Responsibility for incorrectness
Penalties for unreliable bookkeeping are considered under the provisions of 3 legal acts. The main of them is the Fiscal Penal Code, applied by courts and police services; the Act on Accounting, however, in this case, liability is extremely rare. In addition, legal responsibility for keeping the books incorrectly can also result from the general provisions of the Criminal Code.
When during a tax audit or as a result of non-compliance with other obligations, which include, among others, failure to submit the financial statements, any incorrectness is detected, the provisions of the Fiscal Penal Code for criminal liability are applied, in connection with the incorrectness of bookkeeping. According to the Fiscal Penal Code, books include not only the accounts but also the revenue and expense ledger, records, registers and other registry documentation (primarily fiscal cash register records) which is required under the provisions of the Accounting Act.
In accordance with art. 4 par. 5 of the Accounting Act, the responsibility for bookkeeping rests with the manager of an undertaking, as he or she is the one responsible for the performance of the accounting obligations specified In the Act. Even when those obligations are assigned to an external company the manager of an undertaking still holds responsibility for the supervision. This responsibility can only be assumed by a third party after signing a written confirmation.
In the case of crimes sanctioned by the AA, the police and tax authorities are responsible for carrying out investigations. Hence, the penal provisions under the AA are used rarely. The abovementioned authorities often consider the case on the basis of criminal law (in the case of tax authorities it is the Fiscal Penal Code, the police applies the Penal Code). It should be noted that in the case of AA, unreliable bookkeeping is a prerequisite to hold a person liable, regardless of whether or not the resulting damage or violation of tax liability were material.
Penalties that may be imposed due to keeping unreliable tax books, according to art. 61 par. 1 of the Fiscal Penal Code, may be in a form of a fine amounting up to 240 daily rates.
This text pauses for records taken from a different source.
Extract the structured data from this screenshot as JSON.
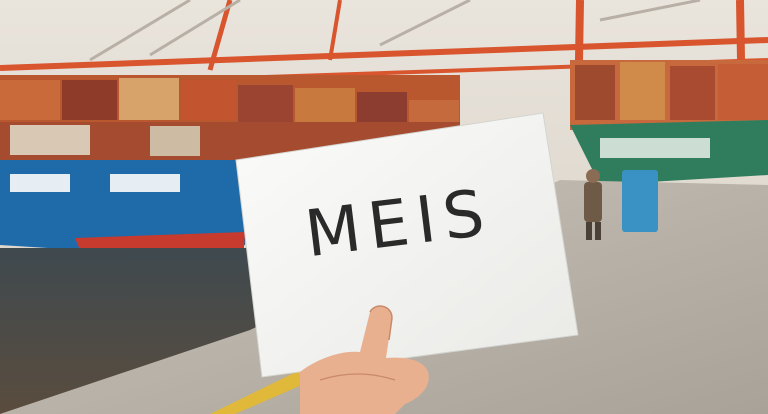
{
  "sign": {
    "text": "MEIS"
  },
  "colors": {
    "sky": "#e6e0d6",
    "crane": "#d8552e",
    "ship_hull_blue": "#1f6aa8",
    "ship_hull_green": "#2f7d5c",
    "paper": "#f4f4f2",
    "ink": "#2a2a2a",
    "skin": "#e8b08f"
  }
}
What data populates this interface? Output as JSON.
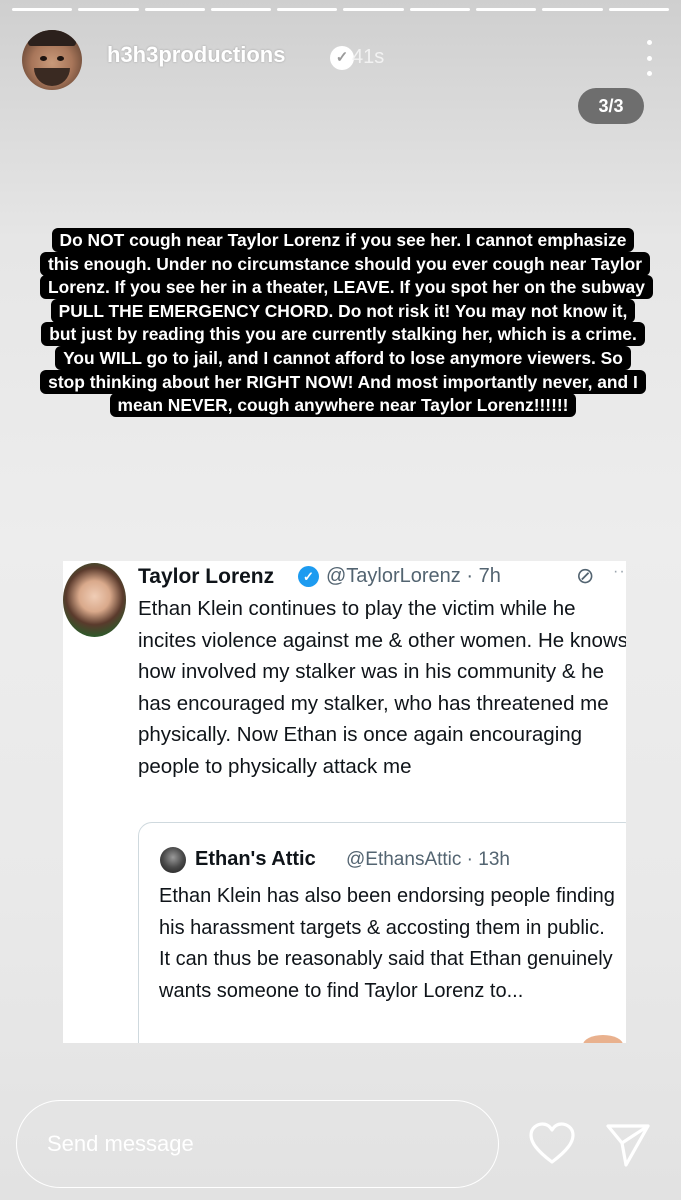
{
  "story": {
    "segments": 10,
    "username": "h3h3productions",
    "verified_glyph": "✓",
    "time": "41s",
    "counter": "3/3"
  },
  "caption": "Do NOT cough near Taylor Lorenz if you see her. I cannot emphasize this enough. Under no circumstance should you ever cough near Taylor Lorenz. If you see her in a theater, LEAVE. If you spot her on the subway PULL THE EMERGENCY CHORD. Do not risk it! You may not know it, but just by reading this you are currently stalking her, which is a crime. You WILL go to jail, and I cannot afford to lose anymore viewers.  So stop thinking about her RIGHT NOW! And most importantly never, and I mean NEVER, cough anywhere near Taylor Lorenz!!!!!!",
  "tweet": {
    "name": "Taylor Lorenz",
    "badge_glyph": "✓",
    "handle_time": "@TaylorLorenz · 7h",
    "icon_glyph": "⊘",
    "dots": "··",
    "body": "Ethan Klein continues to play the victim while he incites violence against me & other women. He knows how involved my stalker was in his community & he has encouraged my stalker, who has threatened me physically. Now Ethan is once again encouraging people to physically attack me",
    "quote": {
      "name": "Ethan's Attic",
      "handle_time": "@EthansAttic · 13h",
      "body": "Ethan Klein has also been endorsing people finding his harassment targets & accosting them in public. It can thus be reasonably said that Ethan genuinely wants someone to find Taylor Lorenz to..."
    }
  },
  "footer": {
    "send_placeholder": "Send message",
    "icons": [
      "heart-icon",
      "share-icon"
    ]
  },
  "colors": {
    "caption_bg": "#000000",
    "caption_text": "#ffffff",
    "verified_blue": "#1d9bf0",
    "counter_bg": "#6e6e6e"
  }
}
It is determined by the court under personal conditions and the offender’s amount of income. In the case of less serious breaches related to bookkeeping, the offender is liable to a fine as for a tax offense. The same penalty applies to those who incorrectly keep the books. Also, art. 303 of the Criminal Code specifies the penalties for inaccurate bookkeeping causing imprisonment for up to three years, unless the material damage is considerable, as in such cases there is a possibility of imprisonment of up to five years.
In contrast to the Accounting Act, according to the Criminal Code, in order to punish the offender there must be a case of material damage, as unreliable bookkeeping fails to constitute a reason enough for criminal liability. As it is specified in the Accounting Act, a taxpayer keeping the books unreliably may be liable to a fine or imprisonment of up to two years, or both.